Both nations could be derailed by regional imbalances and sharpening divide. Their tasks as of all emerging economies is to overcome enormous regional disparities of wealth and spread their growing prosperity more evenly among their populations.
The disaffection and alienation are growing largely because the technology and globalisation are not working for the masses. The wide spread demonstrations against the cartoons of the prophet are not a clash of civilisations but the expression of pent up feelings of a community which has long been left out of modernity because of economic and social injustices not only by the western world but by their own autocratic rulers. The globalisation has failed to integrate these communities and build a culture of enterprise and entrepreneurship. This is a challenge for the business because they have everything to lose if the discontent spreads.
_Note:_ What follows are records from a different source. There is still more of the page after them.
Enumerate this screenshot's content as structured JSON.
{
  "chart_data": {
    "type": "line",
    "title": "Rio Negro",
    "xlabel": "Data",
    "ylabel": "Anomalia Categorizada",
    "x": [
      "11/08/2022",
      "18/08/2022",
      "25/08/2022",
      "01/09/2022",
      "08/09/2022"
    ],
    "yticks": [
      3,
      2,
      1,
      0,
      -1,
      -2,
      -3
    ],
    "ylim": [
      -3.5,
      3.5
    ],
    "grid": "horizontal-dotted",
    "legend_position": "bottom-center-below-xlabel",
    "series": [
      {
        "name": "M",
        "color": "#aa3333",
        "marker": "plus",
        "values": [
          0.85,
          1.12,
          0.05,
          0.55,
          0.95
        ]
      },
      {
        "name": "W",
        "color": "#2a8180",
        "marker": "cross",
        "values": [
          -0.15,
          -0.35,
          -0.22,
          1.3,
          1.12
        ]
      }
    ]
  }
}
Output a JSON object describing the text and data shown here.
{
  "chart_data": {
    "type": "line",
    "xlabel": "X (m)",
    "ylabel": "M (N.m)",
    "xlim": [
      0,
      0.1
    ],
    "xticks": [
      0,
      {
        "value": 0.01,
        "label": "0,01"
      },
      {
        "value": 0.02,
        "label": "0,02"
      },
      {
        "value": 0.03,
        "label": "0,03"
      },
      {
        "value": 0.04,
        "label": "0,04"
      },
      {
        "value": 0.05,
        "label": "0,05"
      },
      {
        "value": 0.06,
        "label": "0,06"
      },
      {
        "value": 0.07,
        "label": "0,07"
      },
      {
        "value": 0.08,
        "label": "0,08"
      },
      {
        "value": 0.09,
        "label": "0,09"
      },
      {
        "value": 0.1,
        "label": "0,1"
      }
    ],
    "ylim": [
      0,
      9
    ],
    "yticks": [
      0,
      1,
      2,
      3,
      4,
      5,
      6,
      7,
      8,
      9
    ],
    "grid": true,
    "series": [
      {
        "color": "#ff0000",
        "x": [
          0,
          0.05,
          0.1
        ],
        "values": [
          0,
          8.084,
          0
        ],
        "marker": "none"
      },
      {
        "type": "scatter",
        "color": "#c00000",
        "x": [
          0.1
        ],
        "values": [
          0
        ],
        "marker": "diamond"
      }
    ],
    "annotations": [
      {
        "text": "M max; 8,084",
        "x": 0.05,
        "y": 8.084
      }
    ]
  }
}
So what’s the solution? We must change our models of dialogue, debate and democracy. The Socratic model of adversarial debate aimed to demolish opponent’s argument rather than exploration and understanding of each other’s beliefs and perceptions is unsuitable in the complex world of the 21st Century where there may be many aspects of the same truth. We have to move from monologues to dialogue and learn to value dissent, difference and diversity. This is the only way to have constructive engagement with all stakeholders. We have to use transparency and disclosure to rebuild trust with local communities. While November’s unrest and arson attacks affected many suburbs around Paris, the town of Issyles-Moulineaux to the south of the capital remained unaffected. Its Mayor Andre Santini had invested heavily on technology infrastructure in an attempt to attract international firms such as Hewlett-Packard and Cisco Systems. He also used technology to bring transparency in his interaction with Issy’s 63,000 inhabitants. Issy was the first French town to start an internet-based local TV service, and has held an online election for councillors for Issy’s four districts. Candidates campaigned via their own blog pages and discussed issues with voters through the town’s website. All this bolstered Santini’s popularity and he has won a landslide victory in the last municipal elections.
Global corporations today have to face new geopolitical realities. It is their neck on the chopping block. Their constituency is global. They have to become the drivers of both social and political agenda and use technology to co-create entrepreneurial solutions to the intractable problems of peace, poverty and pollution. Having cried hoarse all along for minimising the government role in corporate agenda they cannot bank entirely on the governments. The discontent stemming from inequality and injustice provides a lush recruiting ground for the evil ideologues and can spell doom for the businesses. Their biggest challenge today lies in managing diversity and bridging disparities for their own survival. Alternative is chaos and anarchy.